ApacheでSSL通信を行うためのモジュールにmod_sslというものが存在します.
まずはこれをインストールしましょう.

$ sudo yum -y install mod_ssl

/etc/httpd/conf.d/ssl.confが設定ファイルとして生成されます. 取得したSSL証明書のパスを書き込みましょう.

#   Server Certificate:
# Point SSLCertificateFile at a PEM encoded certificate.  If
# the certificate is encrypted, then you will be prompted for a
# pass phrase.  Note that a kill -HUP will prompt again.  A new
# certificate can be generated using the genkey(1) command.
#SSLCertificateFile /etc/pki/tls/certs/localhost.crt // コメントアウト
SSLCertificateFile [SSL証明書 (cert.pem) のパス] // 追加

#   Server Private Key:
#   If the key is not combined with the certificate, use this
#   directive to point at the key file.  Keep in mind that if
#   you've both a RSA and a DSA private key you can configure
#   both in parallel (to also allow the use of DSA ciphers, etc.)
#SSLCertificateKeyFile /etc/letsencrypt/csr/0001_csr-certbot.pem // コメントアウト
SSLCertificateKeyFile [秘密鍵 (privkey.pem) のパス] // 追加

#   Server Certificate Chain:
#   Point SSLCertificateChainFile at a file containing the
#   concatenation of PEM encoded CA certificates which form the
#   certificate chain for the server certificate.
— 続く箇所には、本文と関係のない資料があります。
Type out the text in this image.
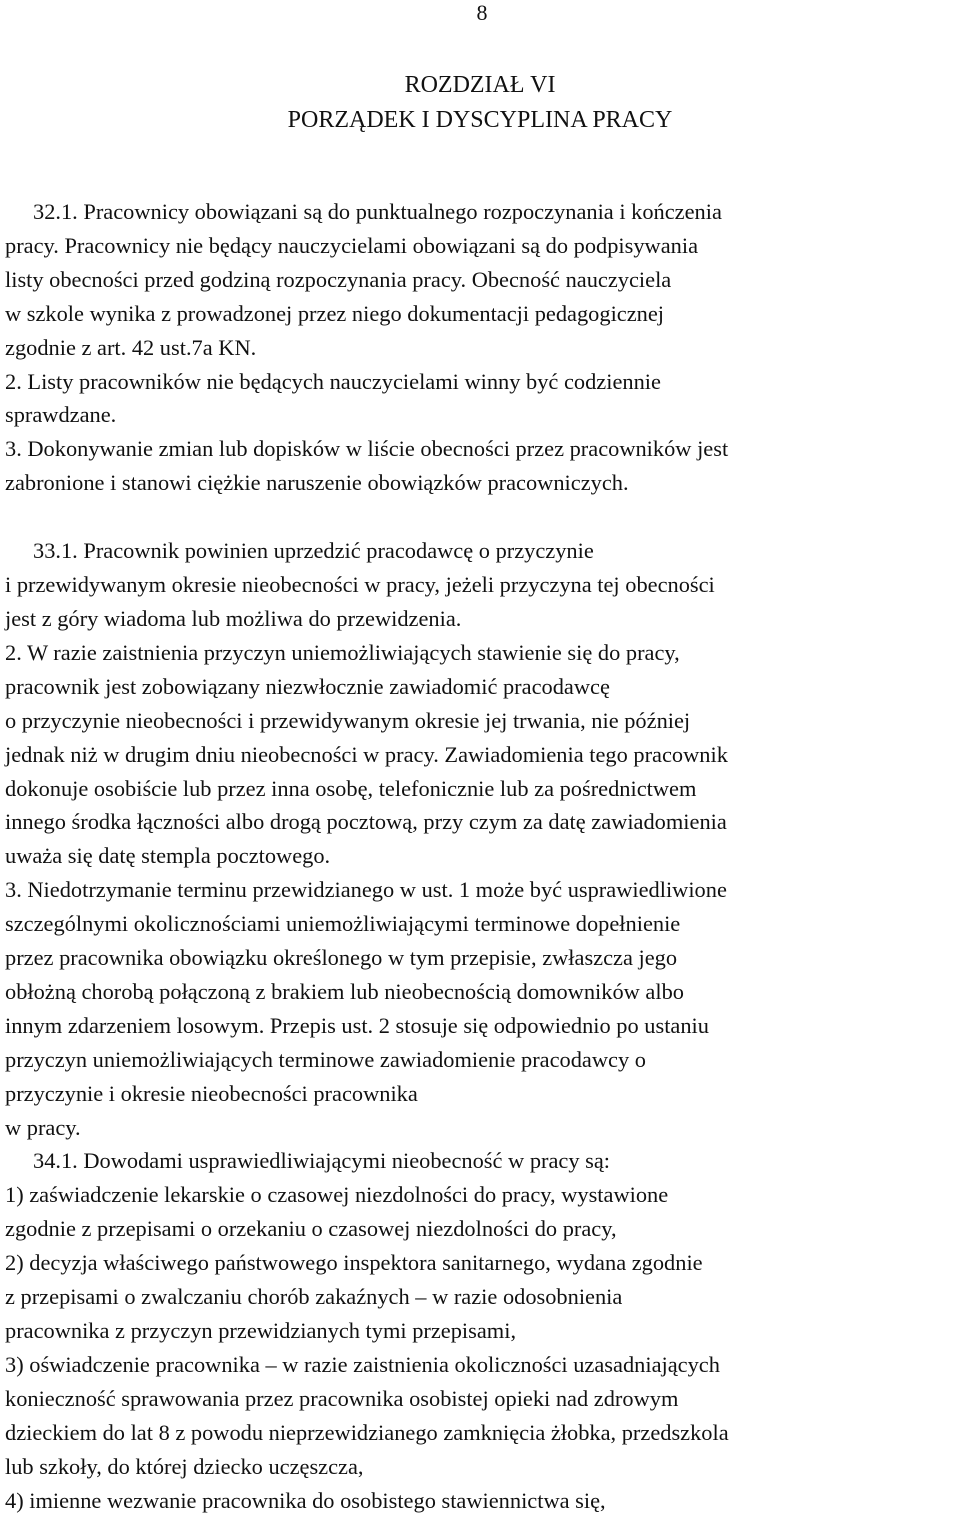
8
ROZDZIAŁ VI
PORZĄDEK I DYSCYPLINA PRACY
32.1. Pracownicy obowiązani są do punktualnego rozpoczynania i kończenia
pracy. Pracownicy nie będący nauczycielami obowiązani są do podpisywania
listy obecności przed godziną rozpoczynania pracy. Obecność nauczyciela
w szkole wynika z prowadzonej przez niego dokumentacji pedagogicznej
zgodnie z art. 42 ust.7a KN.
2. Listy pracowników nie będących nauczycielami winny być codziennie
sprawdzane.
3. Dokonywanie zmian lub dopisków w liście obecności przez pracowników jest
zabronione i stanowi ciężkie naruszenie obowiązków pracowniczych.
33.1. Pracownik powinien uprzedzić pracodawcę o przyczynie
i przewidywanym okresie nieobecności w pracy, jeżeli przyczyna tej obecności
jest z góry wiadoma lub możliwa do przewidzenia.
2. W razie zaistnienia przyczyn uniemożliwiających stawienie się do pracy,
pracownik jest zobowiązany niezwłocznie zawiadomić pracodawcę
o przyczynie nieobecności i przewidywanym okresie jej trwania, nie później
jednak niż w drugim dniu nieobecności w pracy. Zawiadomienia tego pracownik
dokonuje osobiście lub przez inna osobę, telefonicznie lub za pośrednictwem
innego środka łączności albo drogą pocztową, przy czym za datę zawiadomienia
uważa się datę stempla pocztowego.
3. Niedotrzymanie terminu przewidzianego w ust. 1 może być usprawiedliwione
szczególnymi okolicznościami uniemożliwiającymi terminowe dopełnienie
przez pracownika obowiązku określonego w tym przepisie, zwłaszcza jego
obłożną chorobą połączoną z brakiem lub nieobecnością domowników albo
innym zdarzeniem losowym. Przepis ust. 2 stosuje się odpowiednio po ustaniu
przyczyn uniemożliwiających terminowe zawiadomienie pracodawcy o
przyczynie i okresie nieobecności pracownika
w pracy.
34.1. Dowodami usprawiedliwiającymi nieobecność w pracy są:
1) zaświadczenie lekarskie o czasowej niezdolności do pracy, wystawione
zgodnie z przepisami o orzekaniu o czasowej niezdolności do pracy,
2) decyzja właściwego państwowego inspektora sanitarnego, wydana zgodnie
z przepisami o zwalczaniu chorób zakaźnych – w razie odosobnienia
pracownika z przyczyn przewidzianych tymi przepisami,
3) oświadczenie pracownika – w razie zaistnienia okoliczności uzasadniających
konieczność sprawowania przez pracownika osobistej opieki nad zdrowym
dzieckiem do lat 8 z powodu nieprzewidzianego zamknięcia żłobka, przedszkola
lub szkoły, do której dziecko uczęszcza,
4) imienne wezwanie pracownika do osobistego stawiennictwa się,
Alternatively
#   the referenced file can be the same as SSLCertificateFile
#   when the CA certificates are directly appended to the server
#   certificate for convinience.
#SSLCertificateChainFile /etc/pki/tls/certs/server-chain.crt // コメントアウト
SSLCertificateChainFile [中間証明書 (chain.pem) のパス] // 追加

設定は以上で終了です.
Apacheを再起動しましょう.

$ service httpd restart

最後に, https://[サーバーのドメイン名]へアクセスできるか確認してみましょう.
Chrome右上の「︙→ その他のツール→ デベロッパーツール→ Security」をクリックすると, 証明書が正しく反映できているか確認ができます。